A few key themes come to my mind:

  1. Does the system actually do what it says on the tin? - that links in with @Mat’s point re: seeking out non-evangelist experiences, privately, preferably unbound by non-disclosure agreements. There have also been too many collective experiences here of developer over-promise and under-delivery of system functionality.

  2. How much does the “full functionality” version of the system really cost and would the MoH be prepared to fund it if there is a compelling case of benefit to be made? - including the set up and all the required ongoing maintenance and support costs? - this comes from discussions with Australian colleagues where the system bought into is often the cheapest, most watered down version with NONE of its actual functionality either available to clinicians and/or supported enough to be truly useable. The decision to get the cheapest is entirely managerial and clinicians are either not consulted at all or, if they are, it’s lip service only. When they try to protest, their clinical (!) jobs get threatened.

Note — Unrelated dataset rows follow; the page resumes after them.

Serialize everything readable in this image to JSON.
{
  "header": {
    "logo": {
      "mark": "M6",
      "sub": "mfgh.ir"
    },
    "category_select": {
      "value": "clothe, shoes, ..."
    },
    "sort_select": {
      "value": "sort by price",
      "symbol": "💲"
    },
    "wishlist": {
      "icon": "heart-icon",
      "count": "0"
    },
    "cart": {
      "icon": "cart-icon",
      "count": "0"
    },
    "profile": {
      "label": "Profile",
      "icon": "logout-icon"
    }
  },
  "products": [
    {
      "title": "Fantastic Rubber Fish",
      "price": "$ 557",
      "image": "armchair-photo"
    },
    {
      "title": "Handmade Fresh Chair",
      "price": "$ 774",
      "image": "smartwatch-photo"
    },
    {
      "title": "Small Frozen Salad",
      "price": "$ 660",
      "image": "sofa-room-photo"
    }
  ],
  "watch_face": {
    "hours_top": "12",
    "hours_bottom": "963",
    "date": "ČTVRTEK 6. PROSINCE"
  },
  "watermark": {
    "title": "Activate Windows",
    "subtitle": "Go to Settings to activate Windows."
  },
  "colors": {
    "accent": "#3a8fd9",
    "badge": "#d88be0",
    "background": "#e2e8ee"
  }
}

  3. How likely is it that if the system enjoys excellent development and support at the moment, that this will still be the case in 10-20 years? - of course nobody has a crystal ball, but certain personality-driven successes have been known to wilt when the leader departs. What I am saying is what would epic be like when Judith Faulkner is no longer at the helm? … Just like once we were asking what would apple be like without Steve Jobs?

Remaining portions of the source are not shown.